We assume that the output stream from KISS
is known to the attacker (standard cryptographic
assumption); call this output stream Z_i, for i = 1 ...
Some observations:
1) at every stage, carry will usually be only 28
bits in length. The exception is when the high
order 28 bits of the input Q value are all zero,
carry will (almost never, but depending on the
input carry value) become 0xFFFFFFFF. This is
rare enough not to worry about in the attack
below.
1a) if you know the input value Q[t], the output
carry value is almost entirely defined by the most
significant 28 bits. 15/16ths of the time, whether
the optional subtraction of 1 happens is determined
by comparing the least significant and most
significant 4 bits of the input Q[t], independent
of the input carry.
2) at every stage t, the output of b32MWC will be
the input value of Q[t mod 2^22] to the
calculation of b32MWC 2^22 steps later. (In case
anyone hadn't noticed, 4194304 == 2^22. Let's call
R=2^22 for simplicity later.)
3) CNG and XS are easily invertible (see my paper).
4) b32MWC is also invertible; if you know both the
input Q[j] and the output Q[j] not only can you
derive the output carry, you can also derive the
input carry.
5) given (3) and (4), you can run the generator
backwards if you need to.
Now an attack:
1. Start by guessing (enumerating) the 2^64 possible
pairs (xs_0 and cng_0).
2. Run the subgenerators CNG and XS forward R+3 rounds,
and calculate M_{i-1} = Z_i - cng_i - xs_i (for 1 <= i <= R+3).

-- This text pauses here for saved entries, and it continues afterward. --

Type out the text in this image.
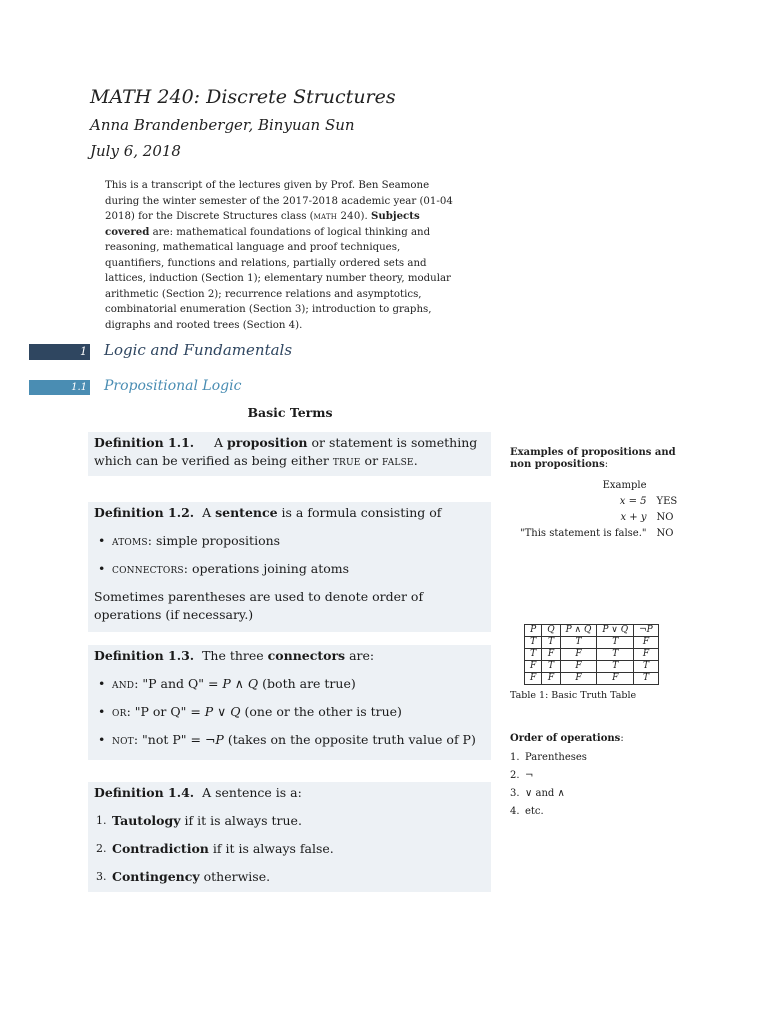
MATH 240: Discrete Structures
Anna Brandenberger, Binyuan Sun
July 6, 2018
This is a transcript of the lectures given by Prof. Ben Seamone during the winter semester of the 2017-2018 academic year (01-04 2018) for the Discrete Structures class (math 240). Subjects covered are: mathematical foundations of logical thinking and reasoning, mathematical language and proof techniques, quantifiers, functions and relations, partially ordered sets and lattices, induction (Section 1); elementary number theory, modular arithmetic (Section 2); recurrence relations and asymptotics, combinatorial enumeration (Section 3); introduction to graphs, digraphs and rooted trees (Section 4).
1 Logic and Fundamentals
1.1 Propositional Logic
Basic Terms

Definition 1.1. A proposition or statement is something which can be verified as being either true or false.

Definition 1.2. A sentence is a formula consisting of

• atoms: simple propositions
• connectors: operations joining atoms

Sometimes parentheses are used to denote order of operations (if necessary.)

Definition 1.3. The three connectors are:

• and: "P and Q" = P ∧ Q (both are true)
• or: "P or Q" = P ∨ Q (one or the other is true)
• not: "not P" = ¬P (takes on the opposite truth value of P)

Definition 1.4. A sentence is a:

1. Tautology if it is always true.
2. Contradiction if it is always false.
3. Contingency otherwise.
Examples of propositions and non propositions:
Example	
x = 5	YES
x + y	NO
"This statement is false."	NO
P	Q	P ∧ Q	P ∨ Q	¬P
T	T	T	T	F
T	F	F	T	F
F	T	F	T	T
F	F	F	F	T
Table 1: Basic Truth Table
Order of operations:
1. Parentheses
2. ¬
3. ∨ and ∧
4. etc.
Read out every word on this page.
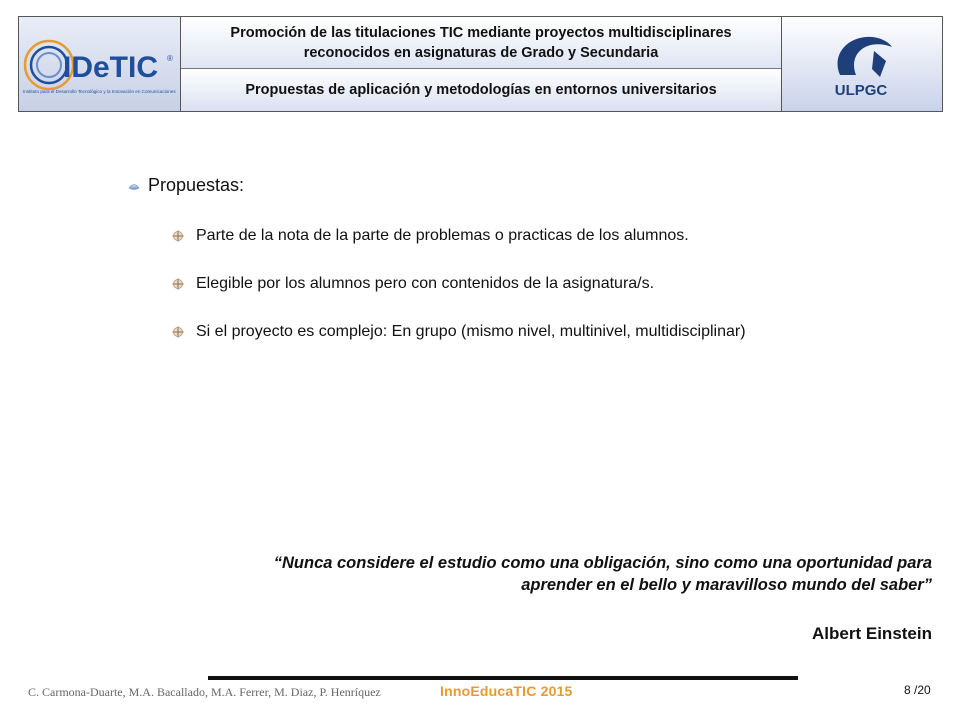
IDeTIC ®
Instituto para el Desarrollo Tecnológico y la Innovación en Comunicaciones
Promoción de las titulaciones TIC mediante proyectos multidisciplinares
reconocidos en asignaturas de Grado y Secundaria
Propuestas de aplicación y metodologías en entornos universitarios	ULPGC
Propuestas:
Parte de la nota de la parte de problemas o practicas de los alumnos.
Elegible por los alumnos pero con contenidos de la asignatura/s.
Si el proyecto es complejo: En grupo (mismo nivel, multinivel, multidisciplinar)
“Nunca considere el estudio como una obligación, sino como una oportunidad para
aprender en el bello y maravilloso mundo del saber”
Albert Einstein
C. Carmona-Duarte, M.A. Bacallado, M.A. Ferrer, M. Diaz, P. Henríquez	InnoEducaTIC 2015	8 /20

These are possible candidate values for the Q[i-1 mod R]
values.
3. If we guessed the initial values correctly in the
first step, then M_0 should be the input Q[0], and M_R
should be the output Q[0] after R steps. From these, we
can calculate carry_R, and from carry_R and M_{R+1}
(which we hope equals output Q[1]) we can check
whether, in fact, the computation given input and output
Q[1], and what we just calculated, agree with each other.
If they don't, go back to step 1. If they do (which might
happen randomly), do the same for R+2, and R+3. At this
point, if all checks worked, with pretty overwhelming
probability we must have guessed CNG and XS correctly.
4. Run b32MWC backwards to recover the initial settings
of Q
.
Now the expected work to do this is about 2^85 times
the work to generate output words, which is a pretty
normal measure. (That's 2^64 / 2 (since you expect to
search half the values) times about 2^22 words generated
(because of the huge state space.).
Another way to look at it is that it's about 2^63 times
the cost of doing a key setup (independent of how you
actually set up that huge key!).
Either way, it is not cryptographically secure. The same
attack strategy works for the 64-bit version, but of course
the complexity roughly doubles to 2^126.
Now this is almost exactly the opposite of the way I
did the attack on the original KISS. That's because
increasing the size of one of the sub-generators
just made the other ones the weak point.
Greg.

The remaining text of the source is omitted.